Thread: [Math] Cosine Similarity problem

  1. #1
    Lean Mean Coding Machine KONI's Avatar
    Join Date
    Mar 2007
    Location
    Luxembourg, Europe
    Posts
    444

    [Math] Cosine Similarity problem

    1. Sorry if this is a math related question in the C board, but this forum lacks a "General Programming" board!

    2. I am currently working on a decision supporting script that takes a number of user inputs and outputs a technology that is best suited to the user needs. In short, I have a huge list of criteria and a list of technologies with their correspondence to these criteria. The user choses the criteria he is interested in, choses the value of the criteria and the script tells him which technology suits his needs.

    I didn't want to build a decision tree because of the high granularity of possible values a decision can take and the horrible inefficiency of node duplication (actually, the reasoning about why I didn't take a decision tree fills 3 pages in my report) so I decided to chose something else: Cosine Similarity.

    For those of you that don't know what it is, it's the cosine value between two vectors in an N-dimensional space.

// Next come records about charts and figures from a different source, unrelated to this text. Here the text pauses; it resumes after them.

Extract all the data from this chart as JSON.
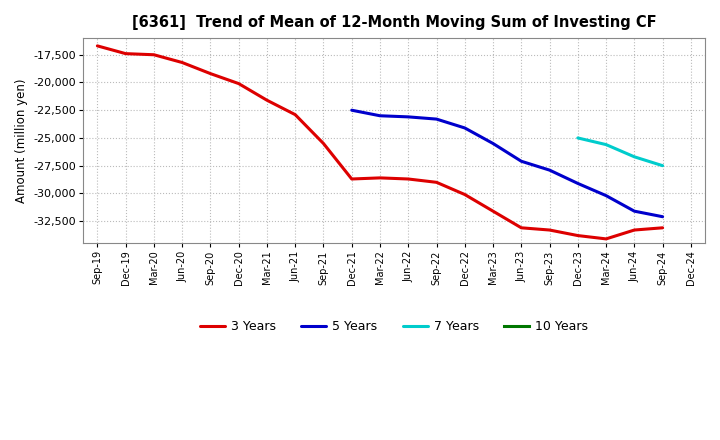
{
  "title": "[6361]  Trend of Mean of 12-Month Moving Sum of Investing CF",
  "ylabel": "Amount (million yen)",
  "background_color": "#ffffff",
  "grid_color": "#bbbbbb",
  "x_labels": [
    "Sep-19",
    "Dec-19",
    "Mar-20",
    "Jun-20",
    "Sep-20",
    "Dec-20",
    "Mar-21",
    "Jun-21",
    "Sep-21",
    "Dec-21",
    "Mar-22",
    "Jun-22",
    "Sep-22",
    "Dec-22",
    "Mar-23",
    "Jun-23",
    "Sep-23",
    "Dec-23",
    "Mar-24",
    "Jun-24",
    "Sep-24",
    "Dec-24"
  ],
  "series": {
    "3 Years": {
      "color": "#dd0000",
      "x_values": [
        "Sep-19",
        "Dec-19",
        "Mar-20",
        "Jun-20",
        "Sep-20",
        "Dec-20",
        "Mar-21",
        "Jun-21",
        "Sep-21",
        "Dec-21",
        "Mar-22",
        "Jun-22",
        "Sep-22",
        "Dec-22",
        "Mar-23",
        "Jun-23",
        "Sep-23",
        "Dec-23",
        "Mar-24",
        "Jun-24",
        "Sep-24"
      ],
      "y_values": [
        -16700,
        -17400,
        -17500,
        -18200,
        -19200,
        -20100,
        -21600,
        -22900,
        -25500,
        -28700,
        -28600,
        -28700,
        -29000,
        -30100,
        -31600,
        -33100,
        -33300,
        -33800,
        -34100,
        -33300,
        -33100
      ]
    },
    "5 Years": {
      "color": "#0000cc",
      "x_values": [
        "Dec-21",
        "Mar-22",
        "Jun-22",
        "Sep-22",
        "Dec-22",
        "Mar-23",
        "Jun-23",
        "Sep-23",
        "Dec-23",
        "Mar-24",
        "Jun-24",
        "Sep-24"
      ],
      "y_values": [
        -22500,
        -23000,
        -23100,
        -23300,
        -24100,
        -25500,
        -27100,
        -27900,
        -29100,
        -30200,
        -31600,
        -32100
      ]
    },
    "7 Years": {
      "color": "#00cccc",
      "x_values": [
        "Dec-23",
        "Mar-24",
        "Jun-24",
        "Sep-24"
      ],
      "y_values": [
        -25000,
        -25600,
        -26700,
        -27500
      ]
    },
    "10 Years": {
      "color": "#007700",
      "x_values": [],
      "y_values": []
    }
  },
  "ylim": [
    -34500,
    -16000
  ],
  "yticks": [
    -17500,
    -20000,
    -22500,
    -25000,
    -27500,
    -30000,
    -32500
  ],
  "legend_order": [
    "3 Years",
    "5 Years",
    "7 Years",
    "10 Years"
  ]
}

I'll use the euclidean distance for illustration purpose:

    The technologies are represented by a vector, where each component is the correspondence to a certain criteria.
    The user input is his interest in certain criteria.
    The result of the script is the criteria that minimizes the euclidean distance.

    Illustration:

    Code:
    Technology 1: [0.5, 0.5, 1]
    Technology 2: [1, 0, 0.5]
    
    Input: [1, 0.5, 0.5]
    
    Distance 1: 0.5 + 0 + 0.5 = 1
    Distance 2: 0 + 0.5 + 0 = 0.5
    
    Output: Technology 2
    Up to this point, everything is working fine. I additionally want to give each criteria an importance. I've chosen values between [1, 10] since that allows me to immediatly modify the euclidean distance formular to take into account important:

    dist = sum(imp(i) * abs(x(i) - y(i)))

    A high important factor gives a much higher impact to even small differences, by multiplying the distance by a bigger number. A small difference of "0.1" but with an important of 10 will add "1" to the total distance instead of the unimportant 0.1

    What I can't figure out is to how to express the exact same thing with the cosine similarity. I tried modifying the formula in several ways, but each try failed.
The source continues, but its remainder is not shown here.